Negli ultimi quattro anni sono riuscito a vedere quasi tutti i film diretti da John Schlesinger, regista, sceneggiatore e attore inglese scomparso nel 2003. A gran parte del pubblico italiano un nome simile potrebbe dire ben poco mentre, con molta probabilità, qualche appassionato di cinema assocerà questa figura a due grandi ed acclamate pellicole come “Un uomo da marciapiede” (“Midnight Cowboy”) e “Il maratoneta” (“Marathon Man”). Non metto in dubbio, invece, che cineasti, attori e sceneggiatori nostrani lo stimino molto e che, nel tempo, abbiano contemplato con piacere la sua filmografia. Di sicuro sarebbe sbagliato limitarsi a conoscere soltanto la coppia di film sopracitati: a mio avviso, dall’inizio alla fine della propria carriera Schlesinger ha regalato al mondo intero lungometraggi di pregevole fattura.
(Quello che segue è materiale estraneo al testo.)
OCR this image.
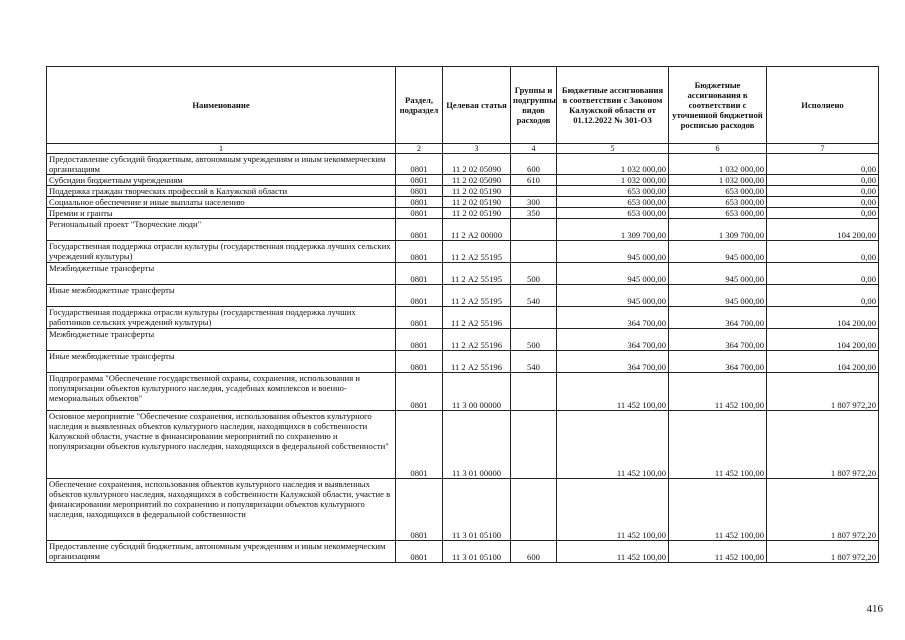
Наименование	Раздел, подраздел	Целевая статья	Группы и подгруппы видов расходов	Бюджетные ассигнования в соответствии с Законом Калужской области от 01.12.2022 № 301-ОЗ	Бюджетные ассигнования в соответствии с уточненной бюджетной росписью расходов	Исполнено
1	2	3	4	5	6	7
Предоставление субсидий бюджетным, автономным учреждениям и иным некоммерческим организациям	0801	11 2 02 05090	600	1 032 000,00	1 032 000,00	0,00
Субсидии бюджетным учреждениям	0801	11 2 02 05090	610	1 032 000,00	1 032 000,00	0,00
Поддержка граждан творческих профессий в Калужской области	0801	11 2 02 05190		653 000,00	653 000,00	0,00
Социальное обеспечение и иные выплаты населению	0801	11 2 02 05190	300	653 000,00	653 000,00	0,00
Премии и гранты	0801	11 2 02 05190	350	653 000,00	653 000,00	0,00
Региональный проект "Творческие люди"	0801	11 2 А2 00000		1 309 700,00	1 309 700,00	104 200,00
Государственная поддержка отрасли культуры (государственная поддержка лучших сельских учреждений культуры)	0801	11 2 А2 55195		945 000,00	945 000,00	0,00
Межбюджетные трансферты	0801	11 2 А2 55195	500	945 000,00	945 000,00	0,00
Иные межбюджетные трансферты	0801	11 2 А2 55195	540	945 000,00	945 000,00	0,00
Государственная поддержка отрасли культуры (государственная поддержка лучших работников сельских учреждений культуры)	0801	11 2 А2 55196		364 700,00	364 700,00	104 200,00
Межбюджетные трансферты	0801	11 2 А2 55196	500	364 700,00	364 700,00	104 200,00
Иные межбюджетные трансферты	0801	11 2 А2 55196	540	364 700,00	364 700,00	104 200,00
Подпрограмма "Обеспечение государственной охраны, сохранения, использования и популяризации объектов культурного наследия, усадебных комплексов и военно-мемориальных объектов"	0801	11 3 00 00000		11 452 100,00	11 452 100,00	1 807 972,20
Основное мероприятие "Обеспечение сохранения, использования объектов культурного наследия и выявленных объектов культурного наследия, находящихся в собственности Калужской области, участие в финансировании мероприятий по сохранению и популяризации объектов культурного наследия, находящихся в федеральной собственности"	0801	11 3 01 00000		11 452 100,00	11 452 100,00	1 807 972,20
Обеспечение сохранения, использования объектов культурного наследия и выявленных объектов культурного наследия, находящихся в собственности Калужской области, участие в финансировании мероприятий по сохранению и популяризации объектов культурного наследия, находящихся в федеральной собственности	0801	11 3 01 05100		11 452 100,00	11 452 100,00	1 807 972,20
Предоставление субсидий бюджетным, автономным учреждениям и иным некоммерческим организациям	0801	11 3 01 05100	600	11 452 100,00	11 452 100,00	1 807 972,20
416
Dunque, ove possibile, sarebbe il caso di approfondire.
Non voglio mettermi ad elencare e ad analizzare tutti i lavori dello Schlesinger regista, ma non credo di esagerare nel dire che film quali “Via dalla pazza folla” (“Far from the Madding Crowd”), “Domenica, maledetta domenica” (“Sunday Bloody Sunday”) e “Il giorno della locusta” (“The Day of the Locust”) abbiano davvero poco da invidiare proprio a “Un uomo da marciapiede” e “Il maratoneta” che, in ogni caso, rimangono opere eccellenti e meritevoli di attenzione. Però, ecco, Schlensinger non finisce lì. D’altronde talento, ispirazione, maturità e sensibilità gli hanno sempre permesso di individuare e sviluppare poi con abilità dei film sontuosi. Magari il suo ultimo lungometraggio “Sai che c’è di nuovo?” (“The Next Best Thing”), confezionato nel 2000, non sarà al livello dei predecessori, tuttavia tutto ciò che l’ha preceduto è di grande, tangibile qualità.
Tra i film di Schlesinger che ho visto più di recente c’è anche “The Innocent”, consegnato alle sale di tutto il globo nell’ormai lontano 1993 (parliamo del suo terz’ultimo film nelle vesti di regista). Devo dire che mi ha molto colpito al pari di “Yankees” (“Yanks”), visto a distanza di poche ore. Per quanto all’inizio degli anni Novanta Schlesinger avesse già detto molto a livello cinematografico, con questo lavoro basato sull’omonimo lavoro di Ian McEwan il compianto autore classe 1926 diede prova di grande carisma e lucidità coordinando al meglio la realizzazione di un film comunque abbastanza complesso. Ammetto di non aver letto il libro di McEwan, eppure nella trasposizione di ventisette anni fa Schlesinger riuscì a rendere incalzante e coinvolgente la turbolenta storia tra Maria e Leonard, interpretati rispettivamente da Isabella Rossellini e Campbell Scott, inserita in un contesto pesante e instabile (sullo sfondo una Berlino surreale e occupata, in piena guerra fredda, sia da americani sia da russi).
Insomma, un film di spessore che richiede sì un po’ di concentrazione da parte dello spettatore ma che, di fatto, ha la capacità di non annoiare per via di una sceneggiatura fluida e di dialoghi opportunamente misurati. Un film che risulta essere in parte politico, in parte thriller e, non in maniera marginale, tanto sentimentale quanto drammatico. Prezioso, direi, il contributo dato dagli attori principali per la buona resa complessiva: guai a dimenticare che, oltre ai già citati Scott e Rossellini, nel cast figuri anche il grande Anthony Hopkins, bravissimo a vestire i panni del timibile Bob Glass, personaggio a cui per tutto il film sembra non sfuggire nulla. Ciò finisce sicuramente per renderlo odioso e angosciante ma, a lungo andare, ci si accorge di quanto sia indispensabile la sua presenza per aumentare il senso di suspence che aleggia in continuo e che, soprattutto nella seconda parte, raggiunge picchi abbastanza elevati.